The book is Dim Sum and Other Chinese Street Food, by Mai Leung. I’ve had good luck with another of her cookbooks, and I was intrigued by the drawings in this one demonstrating the strange technique for shaping Chung Yao Bing, or Crisp Scallion Cakes. I was also heartened by the fact that the recipe called for lard, not tasteless vegetable shortening.
Preparing the cakes was a gloriously messy process, with drifts of flour all over my kitchen counter. It starts with a very soft flour-water dough. The pieces rolled out easily to 11-inch circles. The first tricky step was to, “with your fingers,” evenly spread a tablespoon of lard on each circle. My lard, even though I’d taken it out of the refrigerator to soften hours before, persisted in glomming onto my fingers, not smoothing over the dough. (Next time I’ll try melting it, letting it just reach room temperature, and painting it on with a brush.) But I wrestled it into sort-of submission and sprinkled on chopped scallions.

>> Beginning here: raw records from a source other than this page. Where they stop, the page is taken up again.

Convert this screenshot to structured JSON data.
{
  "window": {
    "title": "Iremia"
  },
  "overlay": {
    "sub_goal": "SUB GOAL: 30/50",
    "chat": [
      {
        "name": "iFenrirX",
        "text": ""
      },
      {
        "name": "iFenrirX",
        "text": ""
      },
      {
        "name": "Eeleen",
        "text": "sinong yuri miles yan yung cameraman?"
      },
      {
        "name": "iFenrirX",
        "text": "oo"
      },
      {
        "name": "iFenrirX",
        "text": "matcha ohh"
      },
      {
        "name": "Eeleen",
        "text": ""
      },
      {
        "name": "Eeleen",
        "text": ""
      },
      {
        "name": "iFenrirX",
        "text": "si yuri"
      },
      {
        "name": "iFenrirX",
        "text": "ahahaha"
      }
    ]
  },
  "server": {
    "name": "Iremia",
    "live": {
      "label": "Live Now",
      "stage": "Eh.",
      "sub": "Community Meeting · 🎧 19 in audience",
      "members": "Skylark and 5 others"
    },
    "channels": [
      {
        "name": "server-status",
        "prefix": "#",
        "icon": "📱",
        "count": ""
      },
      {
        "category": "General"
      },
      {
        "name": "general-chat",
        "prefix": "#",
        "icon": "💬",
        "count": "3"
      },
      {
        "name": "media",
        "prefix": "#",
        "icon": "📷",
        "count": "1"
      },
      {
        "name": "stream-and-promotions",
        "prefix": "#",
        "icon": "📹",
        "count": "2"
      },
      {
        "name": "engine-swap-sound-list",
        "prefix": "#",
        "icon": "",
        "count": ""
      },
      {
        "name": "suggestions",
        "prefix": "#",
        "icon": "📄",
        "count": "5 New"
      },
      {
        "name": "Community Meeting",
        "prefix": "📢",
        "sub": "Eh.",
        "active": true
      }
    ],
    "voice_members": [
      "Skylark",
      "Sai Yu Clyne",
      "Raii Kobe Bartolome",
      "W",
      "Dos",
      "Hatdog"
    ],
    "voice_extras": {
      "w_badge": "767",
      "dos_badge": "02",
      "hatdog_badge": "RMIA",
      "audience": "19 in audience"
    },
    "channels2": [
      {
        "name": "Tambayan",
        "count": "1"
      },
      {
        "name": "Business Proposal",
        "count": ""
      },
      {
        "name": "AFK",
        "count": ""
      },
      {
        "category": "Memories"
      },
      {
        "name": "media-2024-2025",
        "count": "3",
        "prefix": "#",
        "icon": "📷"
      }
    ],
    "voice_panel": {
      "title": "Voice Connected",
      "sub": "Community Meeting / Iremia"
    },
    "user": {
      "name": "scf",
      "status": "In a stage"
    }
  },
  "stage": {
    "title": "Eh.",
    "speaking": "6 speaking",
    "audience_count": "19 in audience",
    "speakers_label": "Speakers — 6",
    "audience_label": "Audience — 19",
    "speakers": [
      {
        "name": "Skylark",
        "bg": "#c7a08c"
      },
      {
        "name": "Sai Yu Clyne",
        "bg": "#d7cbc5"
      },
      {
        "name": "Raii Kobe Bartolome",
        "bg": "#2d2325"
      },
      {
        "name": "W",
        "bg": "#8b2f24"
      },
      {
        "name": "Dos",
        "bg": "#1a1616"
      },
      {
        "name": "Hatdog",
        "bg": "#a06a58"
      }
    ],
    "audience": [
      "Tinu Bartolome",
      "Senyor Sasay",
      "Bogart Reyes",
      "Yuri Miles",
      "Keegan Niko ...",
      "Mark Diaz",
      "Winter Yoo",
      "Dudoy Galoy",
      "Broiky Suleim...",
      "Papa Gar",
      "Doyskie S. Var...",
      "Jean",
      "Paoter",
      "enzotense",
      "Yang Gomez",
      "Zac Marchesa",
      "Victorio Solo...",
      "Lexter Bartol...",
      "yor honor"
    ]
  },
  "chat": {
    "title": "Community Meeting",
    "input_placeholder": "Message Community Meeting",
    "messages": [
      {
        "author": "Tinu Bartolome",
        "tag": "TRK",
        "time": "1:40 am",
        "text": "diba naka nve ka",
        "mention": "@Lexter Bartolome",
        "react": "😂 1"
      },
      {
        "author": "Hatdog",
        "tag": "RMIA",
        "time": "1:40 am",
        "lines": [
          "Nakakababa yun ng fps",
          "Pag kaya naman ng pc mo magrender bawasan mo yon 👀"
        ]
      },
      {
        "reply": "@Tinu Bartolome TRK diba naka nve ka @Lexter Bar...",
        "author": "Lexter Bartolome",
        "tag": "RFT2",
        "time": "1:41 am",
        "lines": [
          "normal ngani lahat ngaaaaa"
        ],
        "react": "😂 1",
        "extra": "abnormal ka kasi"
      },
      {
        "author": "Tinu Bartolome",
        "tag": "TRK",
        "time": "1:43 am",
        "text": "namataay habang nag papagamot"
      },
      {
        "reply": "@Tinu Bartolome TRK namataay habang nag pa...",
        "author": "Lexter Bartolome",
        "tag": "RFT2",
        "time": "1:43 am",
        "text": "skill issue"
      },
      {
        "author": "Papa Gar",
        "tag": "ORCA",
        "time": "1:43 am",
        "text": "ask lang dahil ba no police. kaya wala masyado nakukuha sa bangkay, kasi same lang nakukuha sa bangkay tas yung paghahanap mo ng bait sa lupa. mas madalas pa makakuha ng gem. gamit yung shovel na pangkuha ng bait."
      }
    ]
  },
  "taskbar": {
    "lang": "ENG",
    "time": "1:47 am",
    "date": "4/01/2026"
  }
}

Now, the recipe had me: (1) rolling the circle into a tight, narrow cylinder; (2) twisting it “like a rope”; (3) holding it vertically on the work surface and squishing it down into a lumpy round; and (4) rolling that out into a 10-inch cake. This last was not easy. The twists made the dough very resistant to manipulation, and the scallions kept trying to break out of their coating. Using scads of flour, my heaviest rolling pin, and a lot of muscle power, I managed to achieve 9-inch circles.
From there, it was easy. I fried the cakes in shallow peanut oil until they were a nice golden brown on both sides. Well, “nice golden brown” may not be quite the phrase: spotty golden brown would be more accurate.
I wonder if my glommy distribution of the lard was what caused them to look so chicken-poxed. However that might be, the cakes were delicious, with bright scallion flavor. (All but the one on which I neglected to spread lard. That showed how important the fat is to this recipe – the cake without it was leaden, tough, bland.) They were in fact thin and crisp, not as thickly pancake-y as the ones I’ve had in restaurants. A dipping sauce of soy and hot oil made them even tastier.
I may never qualify as a competent dim sum chef, but I certainly had fun making this recipe and eating the results. It’s the kind of food you first get your hands into and later onto: good stuff.